Con una sonrisa enigmática, Abderramán cogió un cuerno colgado de la silla de su caballo y dio un largo soplido estridente, seguido de otro más breve.
Acto seguido, un rugido sordo hizo temblar el suelo. Alhaquén, extrañado, se volvió y vio salir detrás de un bosquecillo a una veintena de jinetes que se acercaron al galope.
Ante la cara asombrada de su hijo, Abderramán estalló en una risa poderosa que descubrió sus dientes brillantes.
—¡No ibas a imaginarte que partiríamos los dos solos a la aventura sin una guardia discreta que garantizase nuestra seguridad!
—¿Desde cuándo nos siguen?
—Desde el principio, y me sorprende que no hayas notado nada. ¿No has visto todos esos rastros en el camino de regreso del manantial? Eran las huellas que sus caballos habían dejado el día anterior, cuando subían detrás de nosotros.
—Confieso, padre, que tengo la cabeza en las nubes desde hace unos días.

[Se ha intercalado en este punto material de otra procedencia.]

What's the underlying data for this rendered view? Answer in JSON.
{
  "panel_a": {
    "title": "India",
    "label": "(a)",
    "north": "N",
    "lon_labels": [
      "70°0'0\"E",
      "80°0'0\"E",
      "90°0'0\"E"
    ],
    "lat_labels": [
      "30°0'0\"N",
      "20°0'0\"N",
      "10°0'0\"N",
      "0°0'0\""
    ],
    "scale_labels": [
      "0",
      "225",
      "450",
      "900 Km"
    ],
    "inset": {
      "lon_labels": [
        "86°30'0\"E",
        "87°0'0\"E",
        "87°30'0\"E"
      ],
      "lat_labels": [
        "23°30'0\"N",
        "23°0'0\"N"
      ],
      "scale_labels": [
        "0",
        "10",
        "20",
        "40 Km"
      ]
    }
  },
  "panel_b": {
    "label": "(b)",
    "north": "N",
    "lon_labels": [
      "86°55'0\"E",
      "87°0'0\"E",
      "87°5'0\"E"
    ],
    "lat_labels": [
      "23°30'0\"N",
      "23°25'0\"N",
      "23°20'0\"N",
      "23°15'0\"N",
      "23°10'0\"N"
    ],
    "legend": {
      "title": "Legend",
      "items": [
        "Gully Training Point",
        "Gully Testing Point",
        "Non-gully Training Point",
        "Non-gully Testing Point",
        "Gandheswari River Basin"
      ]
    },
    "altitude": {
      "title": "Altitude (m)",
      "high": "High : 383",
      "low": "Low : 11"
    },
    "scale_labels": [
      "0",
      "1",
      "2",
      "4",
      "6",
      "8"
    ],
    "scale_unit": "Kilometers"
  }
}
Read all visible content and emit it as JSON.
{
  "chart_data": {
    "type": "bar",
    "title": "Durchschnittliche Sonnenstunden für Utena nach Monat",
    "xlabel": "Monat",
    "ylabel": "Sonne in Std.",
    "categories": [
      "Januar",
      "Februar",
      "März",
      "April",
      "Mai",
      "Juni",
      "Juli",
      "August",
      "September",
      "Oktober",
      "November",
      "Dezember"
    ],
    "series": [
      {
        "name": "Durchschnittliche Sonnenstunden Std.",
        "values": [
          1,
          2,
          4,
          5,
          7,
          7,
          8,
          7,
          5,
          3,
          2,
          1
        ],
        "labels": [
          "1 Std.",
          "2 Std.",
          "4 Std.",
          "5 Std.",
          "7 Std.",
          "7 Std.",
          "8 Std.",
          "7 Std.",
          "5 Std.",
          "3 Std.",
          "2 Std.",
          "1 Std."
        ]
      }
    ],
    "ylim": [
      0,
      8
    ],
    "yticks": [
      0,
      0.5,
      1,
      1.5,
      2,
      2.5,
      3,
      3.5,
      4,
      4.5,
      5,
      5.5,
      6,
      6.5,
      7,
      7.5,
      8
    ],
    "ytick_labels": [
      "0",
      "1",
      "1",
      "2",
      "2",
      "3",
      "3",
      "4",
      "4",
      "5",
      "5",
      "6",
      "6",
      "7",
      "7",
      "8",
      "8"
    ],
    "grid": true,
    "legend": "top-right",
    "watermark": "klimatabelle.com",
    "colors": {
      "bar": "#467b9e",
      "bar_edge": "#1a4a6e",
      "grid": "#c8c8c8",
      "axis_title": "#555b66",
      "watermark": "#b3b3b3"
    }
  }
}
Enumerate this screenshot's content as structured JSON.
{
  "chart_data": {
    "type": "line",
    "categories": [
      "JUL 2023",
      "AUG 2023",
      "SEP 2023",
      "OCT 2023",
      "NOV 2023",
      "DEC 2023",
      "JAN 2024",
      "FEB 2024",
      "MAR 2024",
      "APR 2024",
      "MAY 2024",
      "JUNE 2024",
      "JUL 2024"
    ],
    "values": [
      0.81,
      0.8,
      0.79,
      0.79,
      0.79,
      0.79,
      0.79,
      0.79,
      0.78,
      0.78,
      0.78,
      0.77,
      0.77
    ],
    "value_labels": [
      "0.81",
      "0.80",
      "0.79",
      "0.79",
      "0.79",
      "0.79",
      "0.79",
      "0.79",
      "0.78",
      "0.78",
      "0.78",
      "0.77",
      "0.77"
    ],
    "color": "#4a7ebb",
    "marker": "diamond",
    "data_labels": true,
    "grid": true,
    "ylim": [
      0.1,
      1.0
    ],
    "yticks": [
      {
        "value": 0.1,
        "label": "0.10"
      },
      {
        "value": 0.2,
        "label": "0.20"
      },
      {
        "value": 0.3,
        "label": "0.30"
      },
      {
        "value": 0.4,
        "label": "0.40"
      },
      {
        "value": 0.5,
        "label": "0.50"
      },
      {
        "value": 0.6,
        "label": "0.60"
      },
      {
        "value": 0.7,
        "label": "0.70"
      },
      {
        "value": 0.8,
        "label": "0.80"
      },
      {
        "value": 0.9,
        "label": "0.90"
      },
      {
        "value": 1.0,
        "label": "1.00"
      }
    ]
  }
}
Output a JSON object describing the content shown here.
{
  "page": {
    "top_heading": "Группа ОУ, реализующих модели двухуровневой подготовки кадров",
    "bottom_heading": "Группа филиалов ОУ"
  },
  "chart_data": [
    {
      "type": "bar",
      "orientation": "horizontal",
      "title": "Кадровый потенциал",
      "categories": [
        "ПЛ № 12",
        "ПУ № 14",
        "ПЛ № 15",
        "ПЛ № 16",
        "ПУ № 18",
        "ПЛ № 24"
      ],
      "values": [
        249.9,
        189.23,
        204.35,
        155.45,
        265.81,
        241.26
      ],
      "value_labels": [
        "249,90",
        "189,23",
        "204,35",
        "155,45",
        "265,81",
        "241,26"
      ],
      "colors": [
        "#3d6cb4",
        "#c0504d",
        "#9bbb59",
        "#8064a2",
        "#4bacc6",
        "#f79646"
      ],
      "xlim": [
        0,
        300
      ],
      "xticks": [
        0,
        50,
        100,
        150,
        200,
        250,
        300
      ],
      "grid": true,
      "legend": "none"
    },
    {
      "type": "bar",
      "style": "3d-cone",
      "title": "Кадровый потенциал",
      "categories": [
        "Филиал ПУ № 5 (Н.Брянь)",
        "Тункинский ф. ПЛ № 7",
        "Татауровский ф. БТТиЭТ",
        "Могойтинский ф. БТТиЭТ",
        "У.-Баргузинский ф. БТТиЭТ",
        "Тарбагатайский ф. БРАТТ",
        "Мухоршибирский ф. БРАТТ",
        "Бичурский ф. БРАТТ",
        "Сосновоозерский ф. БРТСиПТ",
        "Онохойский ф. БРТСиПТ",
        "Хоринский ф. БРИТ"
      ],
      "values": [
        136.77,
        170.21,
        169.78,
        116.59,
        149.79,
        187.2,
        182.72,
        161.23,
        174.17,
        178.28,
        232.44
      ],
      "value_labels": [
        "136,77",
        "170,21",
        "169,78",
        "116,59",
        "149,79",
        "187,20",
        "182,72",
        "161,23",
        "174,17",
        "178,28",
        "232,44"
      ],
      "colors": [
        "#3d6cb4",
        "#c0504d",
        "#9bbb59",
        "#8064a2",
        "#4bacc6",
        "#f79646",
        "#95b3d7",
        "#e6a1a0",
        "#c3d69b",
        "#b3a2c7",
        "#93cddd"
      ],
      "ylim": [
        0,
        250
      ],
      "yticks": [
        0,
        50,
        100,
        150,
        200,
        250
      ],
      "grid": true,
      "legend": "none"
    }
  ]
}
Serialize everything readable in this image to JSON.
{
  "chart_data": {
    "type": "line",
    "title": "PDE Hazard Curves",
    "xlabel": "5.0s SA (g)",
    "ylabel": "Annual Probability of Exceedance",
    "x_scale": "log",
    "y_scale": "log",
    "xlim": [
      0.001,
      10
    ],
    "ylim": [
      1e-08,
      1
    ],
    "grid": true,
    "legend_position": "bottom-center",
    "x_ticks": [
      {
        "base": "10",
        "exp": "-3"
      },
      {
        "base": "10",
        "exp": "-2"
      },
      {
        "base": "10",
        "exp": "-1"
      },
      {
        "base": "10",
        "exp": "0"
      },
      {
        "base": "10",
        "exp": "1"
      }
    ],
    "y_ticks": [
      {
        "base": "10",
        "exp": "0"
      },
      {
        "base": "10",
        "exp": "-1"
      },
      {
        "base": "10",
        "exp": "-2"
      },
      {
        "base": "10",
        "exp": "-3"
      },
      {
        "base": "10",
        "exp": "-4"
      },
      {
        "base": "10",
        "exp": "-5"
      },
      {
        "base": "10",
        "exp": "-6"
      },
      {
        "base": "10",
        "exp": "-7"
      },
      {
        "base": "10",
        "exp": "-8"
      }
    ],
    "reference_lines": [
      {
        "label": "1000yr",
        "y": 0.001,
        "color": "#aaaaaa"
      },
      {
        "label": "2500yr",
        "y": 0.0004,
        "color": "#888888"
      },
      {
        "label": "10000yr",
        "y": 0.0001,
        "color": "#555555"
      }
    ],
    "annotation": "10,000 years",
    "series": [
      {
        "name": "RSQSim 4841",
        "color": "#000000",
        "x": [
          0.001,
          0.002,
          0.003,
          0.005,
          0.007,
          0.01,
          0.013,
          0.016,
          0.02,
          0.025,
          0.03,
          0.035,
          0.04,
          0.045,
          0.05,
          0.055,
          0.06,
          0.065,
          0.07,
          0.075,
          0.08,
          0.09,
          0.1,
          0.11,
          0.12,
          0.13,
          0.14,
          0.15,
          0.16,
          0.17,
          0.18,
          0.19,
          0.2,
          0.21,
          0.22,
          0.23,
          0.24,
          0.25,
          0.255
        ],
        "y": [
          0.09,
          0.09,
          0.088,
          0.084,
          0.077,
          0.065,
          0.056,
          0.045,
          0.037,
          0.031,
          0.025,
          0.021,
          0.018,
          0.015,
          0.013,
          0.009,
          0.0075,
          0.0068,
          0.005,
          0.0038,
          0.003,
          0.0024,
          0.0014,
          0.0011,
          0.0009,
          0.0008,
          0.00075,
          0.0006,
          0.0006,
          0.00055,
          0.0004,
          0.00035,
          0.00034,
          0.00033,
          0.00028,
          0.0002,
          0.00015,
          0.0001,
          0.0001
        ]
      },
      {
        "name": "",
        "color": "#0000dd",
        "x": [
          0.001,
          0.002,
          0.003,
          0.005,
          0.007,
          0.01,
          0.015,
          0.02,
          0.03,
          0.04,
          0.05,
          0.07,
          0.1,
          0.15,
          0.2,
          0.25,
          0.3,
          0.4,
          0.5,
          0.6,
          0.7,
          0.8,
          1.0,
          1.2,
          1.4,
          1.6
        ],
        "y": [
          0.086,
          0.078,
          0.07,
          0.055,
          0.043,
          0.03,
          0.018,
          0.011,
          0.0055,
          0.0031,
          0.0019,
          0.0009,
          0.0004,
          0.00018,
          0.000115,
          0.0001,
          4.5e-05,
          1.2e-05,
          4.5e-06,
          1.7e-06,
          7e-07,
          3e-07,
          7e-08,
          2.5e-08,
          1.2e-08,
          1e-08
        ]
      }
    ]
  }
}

—Primera lección para un futuro califa: mantener siempre los pies en la tierra y saber guardarse las espaldas antes de ponerse a contar estrellas o mariposas. No se trata de ciencia, sino de conocimiento de uno mismo ligado al instinto de conservación. ¿Lo recordarás?
—Sí, padre.
El comandante de la guardia llegó el primero ante el emir, sable en mano.
—Mi señor, estamos a sus órdenes.
—Perfecto. Ya es hora de regresar, Córdoba nos espera. Formad la escolta, por favor.
Cuando la tropa se puso en marcha, Alhaquén miró a su padre con serena admiración. Su lección de humildad había rozado la humillación, pero lo que había aprendido de él era tan valioso que no le guardaba ningún rencor. Después de todo, se lo había buscado.
El manantial, el lobo, la noche en la granja, los secretos del Río Grande, eso era mucho para un niño de su edad acostumbrado a una vida sin complicaciones, forjada entre los cuatro muros de un palacio lujoso.
Se preguntó, al ritmo que iban las cosas, qué le reservarían los próximos días.
No dudaba que cambiarían toda su vida.